FIG. 5 is a flowchart of a fuel injection control routine used in the exhaust gas purification apparatus for an internal combustion engine of the present invention.

FIG. 6 is a flowchart of a calculation routine for calculating the amount of NOx accumulated in the NOx absorption / decomposition catalyst used in the exhaust gas purification apparatus for an internal combustion engine of the present invention.

FIG. 7 is a flowchart of acceleration determining means used in the exhaust gas purifying apparatus for an internal combustion engine of the present invention.

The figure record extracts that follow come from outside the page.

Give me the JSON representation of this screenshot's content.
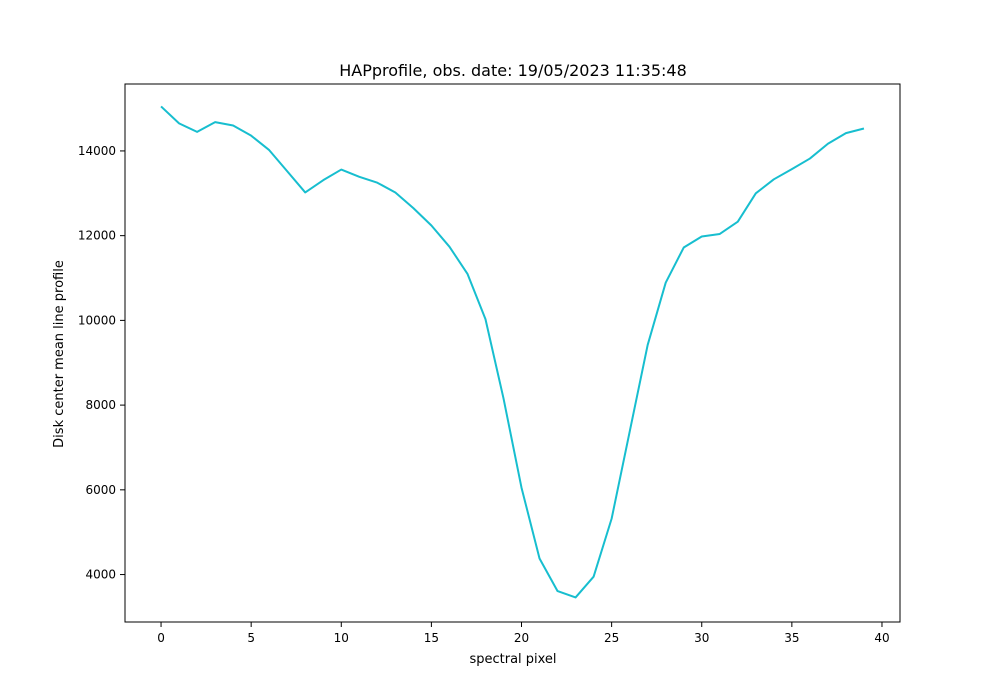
{
  "chart_data": {
    "type": "line",
    "title": "HAPprofile, obs. date: 19/05/2023 11:35:48",
    "xlabel": "spectral pixel",
    "ylabel": "Disk center mean line profile",
    "xlim": [
      -2,
      41
    ],
    "ylim": [
      2880,
      15580
    ],
    "xticks": [
      0,
      5,
      10,
      15,
      20,
      25,
      30,
      35,
      40
    ],
    "xtick_labels": [
      "0",
      "5",
      "10",
      "15",
      "20",
      "25",
      "30",
      "35",
      "40"
    ],
    "yticks": [
      4000,
      6000,
      8000,
      10000,
      12000,
      14000
    ],
    "ytick_labels": [
      "4000",
      "6000",
      "8000",
      "10000",
      "12000",
      "14000"
    ],
    "grid": false,
    "series": [
      {
        "color": "#17becf",
        "x": [
          0,
          1,
          2,
          3,
          4,
          5,
          6,
          7,
          8,
          9,
          10,
          11,
          12,
          13,
          14,
          15,
          16,
          17,
          18,
          19,
          20,
          21,
          22,
          23,
          24,
          25,
          26,
          27,
          28,
          29,
          30,
          31,
          32,
          33,
          34,
          35,
          36,
          37,
          38,
          39
        ],
        "values": [
          15050,
          14650,
          14450,
          14680,
          14600,
          14360,
          14020,
          13520,
          13020,
          13310,
          13560,
          13390,
          13250,
          13020,
          12650,
          12240,
          11740,
          11100,
          10030,
          8160,
          6050,
          4380,
          3610,
          3460,
          3950,
          5320,
          7370,
          9420,
          10890,
          11720,
          11980,
          12040,
          12330,
          13000,
          13330,
          13570,
          13820,
          14170,
          14420,
          14530
        ]
      }
    ]
  }
}
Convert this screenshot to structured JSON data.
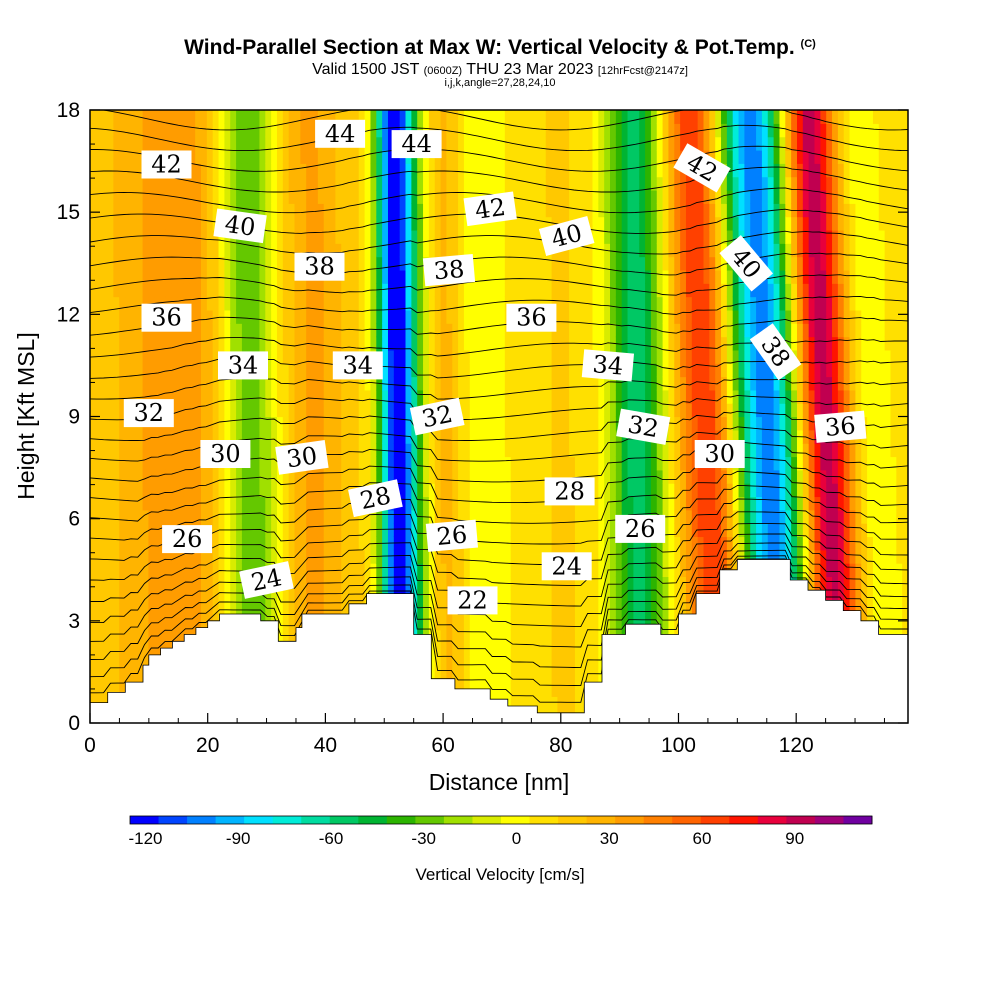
{
  "titles": {
    "main": "Wind-Parallel Section at Max W: Vertical Velocity & Pot.Temp.",
    "copyright": "(C)",
    "valid_prefix": "Valid 1500 JST",
    "zulu": "(0600Z)",
    "valid_date": "THU 23 Mar 2023",
    "forecast": "[12hrFcst@2147z]",
    "indices": "i,j,k,angle=27,28,24,10"
  },
  "chart_data": {
    "type": "heatmap",
    "xlabel": "Distance [nm]",
    "ylabel": "Height [Kft MSL]",
    "xlim": [
      0,
      139
    ],
    "ylim": [
      0,
      18
    ],
    "x_ticks": [
      "0",
      "20",
      "40",
      "60",
      "80",
      "100",
      "120"
    ],
    "y_ticks": [
      "0",
      "3",
      "6",
      "9",
      "12",
      "15",
      "18"
    ],
    "terrain": [
      [
        0,
        0.6
      ],
      [
        3,
        0.6
      ],
      [
        3,
        0.9
      ],
      [
        6,
        0.9
      ],
      [
        6,
        1.2
      ],
      [
        9,
        1.2
      ],
      [
        9,
        1.7
      ],
      [
        10,
        1.7
      ],
      [
        10,
        2.0
      ],
      [
        12,
        2.0
      ],
      [
        12,
        2.2
      ],
      [
        14,
        2.2
      ],
      [
        14,
        2.4
      ],
      [
        16,
        2.4
      ],
      [
        16,
        2.6
      ],
      [
        18,
        2.6
      ],
      [
        18,
        2.8
      ],
      [
        20,
        2.8
      ],
      [
        20,
        3.0
      ],
      [
        22,
        3.0
      ],
      [
        22,
        3.2
      ],
      [
        29,
        3.2
      ],
      [
        29,
        3.0
      ],
      [
        32,
        3.0
      ],
      [
        32,
        2.4
      ],
      [
        35,
        2.4
      ],
      [
        35,
        2.8
      ],
      [
        36,
        2.8
      ],
      [
        36,
        3.2
      ],
      [
        44,
        3.2
      ],
      [
        44,
        3.5
      ],
      [
        47,
        3.5
      ],
      [
        47,
        3.8
      ],
      [
        55,
        3.8
      ],
      [
        55,
        2.6
      ],
      [
        58,
        2.6
      ],
      [
        58,
        1.3
      ],
      [
        62,
        1.3
      ],
      [
        62,
        1.0
      ],
      [
        68,
        1.0
      ],
      [
        68,
        0.7
      ],
      [
        71,
        0.7
      ],
      [
        71,
        0.5
      ],
      [
        76,
        0.5
      ],
      [
        76,
        0.3
      ],
      [
        84,
        0.3
      ],
      [
        84,
        1.2
      ],
      [
        87,
        1.2
      ],
      [
        87,
        2.6
      ],
      [
        91,
        2.6
      ],
      [
        91,
        2.9
      ],
      [
        97,
        2.9
      ],
      [
        97,
        2.6
      ],
      [
        100,
        2.6
      ],
      [
        100,
        3.2
      ],
      [
        103,
        3.2
      ],
      [
        103,
        3.8
      ],
      [
        107,
        3.8
      ],
      [
        107,
        4.5
      ],
      [
        110,
        4.5
      ],
      [
        110,
        4.8
      ],
      [
        119,
        4.8
      ],
      [
        119,
        4.2
      ],
      [
        122,
        4.2
      ],
      [
        122,
        3.9
      ],
      [
        125,
        3.9
      ],
      [
        125,
        3.6
      ],
      [
        128,
        3.6
      ],
      [
        128,
        3.3
      ],
      [
        131,
        3.3
      ],
      [
        131,
        3.0
      ],
      [
        134,
        3.0
      ],
      [
        134,
        2.6
      ],
      [
        139,
        2.6
      ]
    ],
    "w_bands": [
      {
        "x": 27,
        "w": -50,
        "width": 5
      },
      {
        "x": 52,
        "w": -120,
        "width": 3
      },
      {
        "x": 55,
        "w": -40,
        "width": 4
      },
      {
        "x": 65,
        "w": -20,
        "width": 7
      },
      {
        "x": 93,
        "w": -70,
        "width": 5
      },
      {
        "x": 105,
        "w": 60,
        "width": 5
      },
      {
        "x": 115,
        "w": -120,
        "width": 6
      },
      {
        "x": 125,
        "w": 100,
        "width": 5
      },
      {
        "x": 130,
        "w": -30,
        "width": 6
      },
      {
        "x": 15,
        "w": 25,
        "width": 10
      },
      {
        "x": 38,
        "w": 20,
        "width": 5
      },
      {
        "x": 60,
        "w": 30,
        "width": 4
      }
    ],
    "isentrope_labels": [
      {
        "text": "42",
        "x": 13,
        "y": 16.4,
        "angle": 0
      },
      {
        "text": "44",
        "x": 42.5,
        "y": 17.3,
        "angle": 0
      },
      {
        "text": "44",
        "x": 55.5,
        "y": 17.0,
        "angle": 0
      },
      {
        "text": "40",
        "x": 25.5,
        "y": 14.6,
        "angle": 8
      },
      {
        "text": "42",
        "x": 68,
        "y": 15.1,
        "angle": -8
      },
      {
        "text": "42",
        "x": 104,
        "y": 16.3,
        "angle": 30
      },
      {
        "text": "38",
        "x": 39,
        "y": 13.4,
        "angle": 0
      },
      {
        "text": "38",
        "x": 61,
        "y": 13.3,
        "angle": -5
      },
      {
        "text": "40",
        "x": 81,
        "y": 14.3,
        "angle": -15
      },
      {
        "text": "40",
        "x": 111.5,
        "y": 13.5,
        "angle": 50
      },
      {
        "text": "36",
        "x": 13,
        "y": 11.9,
        "angle": 0
      },
      {
        "text": "36",
        "x": 75,
        "y": 11.9,
        "angle": 0
      },
      {
        "text": "38",
        "x": 116.5,
        "y": 10.9,
        "angle": 55
      },
      {
        "text": "34",
        "x": 26,
        "y": 10.5,
        "angle": 0
      },
      {
        "text": "34",
        "x": 45.5,
        "y": 10.5,
        "angle": 0
      },
      {
        "text": "34",
        "x": 88,
        "y": 10.5,
        "angle": 5
      },
      {
        "text": "32",
        "x": 10,
        "y": 9.1,
        "angle": 0
      },
      {
        "text": "32",
        "x": 59,
        "y": 9.0,
        "angle": -12
      },
      {
        "text": "32",
        "x": 94,
        "y": 8.7,
        "angle": 10
      },
      {
        "text": "36",
        "x": 127.5,
        "y": 8.7,
        "angle": -5
      },
      {
        "text": "30",
        "x": 23,
        "y": 7.9,
        "angle": 0
      },
      {
        "text": "30",
        "x": 36,
        "y": 7.8,
        "angle": -8
      },
      {
        "text": "30",
        "x": 107,
        "y": 7.9,
        "angle": 0
      },
      {
        "text": "28",
        "x": 48.5,
        "y": 6.6,
        "angle": -12
      },
      {
        "text": "28",
        "x": 81.5,
        "y": 6.8,
        "angle": 0
      },
      {
        "text": "26",
        "x": 16.5,
        "y": 5.4,
        "angle": 0
      },
      {
        "text": "26",
        "x": 61.5,
        "y": 5.5,
        "angle": -5
      },
      {
        "text": "26",
        "x": 93.5,
        "y": 5.7,
        "angle": 0
      },
      {
        "text": "24",
        "x": 30,
        "y": 4.2,
        "angle": -12
      },
      {
        "text": "24",
        "x": 81,
        "y": 4.6,
        "angle": 0
      },
      {
        "text": "22",
        "x": 65,
        "y": 3.6,
        "angle": 0
      }
    ],
    "colorbar": {
      "label": "Vertical Velocity [cm/s]",
      "ticks": [
        "-120",
        "-90",
        "-60",
        "-30",
        "0",
        "30",
        "60",
        "90"
      ],
      "tick_values": [
        -120,
        -90,
        -60,
        -30,
        0,
        30,
        60,
        90
      ],
      "min": -125,
      "max": 115,
      "colors": [
        "#0000ff",
        "#0044ff",
        "#0080ff",
        "#00b4ff",
        "#00e0ff",
        "#00ecd8",
        "#00dca0",
        "#00c864",
        "#00b432",
        "#2cb400",
        "#64c800",
        "#a0e000",
        "#d8ec00",
        "#ffff00",
        "#ffe000",
        "#ffc800",
        "#ffb400",
        "#ff9c00",
        "#ff8000",
        "#ff6400",
        "#ff4000",
        "#ff1400",
        "#e8003c",
        "#c00050",
        "#a00078",
        "#7000a0"
      ]
    }
  }
}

FIG. 8 is a flowchart of a predetermined acceleration fuel injection amount increasing means used in the exhaust gas purification apparatus for an internal combustion engine of the present invention.

FIG. 9 is a flowchart of a reset routine at the completion of predetermined acceleration rich control used in the exhaust gas purification apparatus for an internal combustion engine of the present invention.

[Description of Signs] 2 Internal combustion engine 4 Exhaust passage 6 NOx absorption / decomposition catalyst 6A NOx absorbent 6B Three-way catalyst 8 ECU 10 Exhaust temperature sensor 12 Engine load sensor 14 Engine rotation speed sensor 16 Fuel injection valve

──────────────────────────────────────────────────続 き Continued on front page (58) Field surveyed (Int.Cl. ⁶ , DB name) F02D 41/00-41/40

Claims (1)

(57) [Claims] 1. An internal combustion engine capable of lean combustion and an exhaust passage thereof, and a NOx absorption / decomposition catalyst provided in the exhaust passage for absorbing NOx in an oxidizing atmosphere and decomposing NOx absorbed in a reducing atmosphere. Acceleration determination means for determining whether or not the engine operation state is a predetermined acceleration state; and when the acceleration determination means determines that the current engine operation state is the predetermined acceleration state, the engine is absorbed by the NOx absorption / decomposition catalyst. A predetermined acceleration fuel injection amount increasing means for increasing the fuel injection amount further than a normal acceleration increase amount so that the air-fuel ratio approaches the output air-fuel ratio in accordance with the NOx amount. Purification device.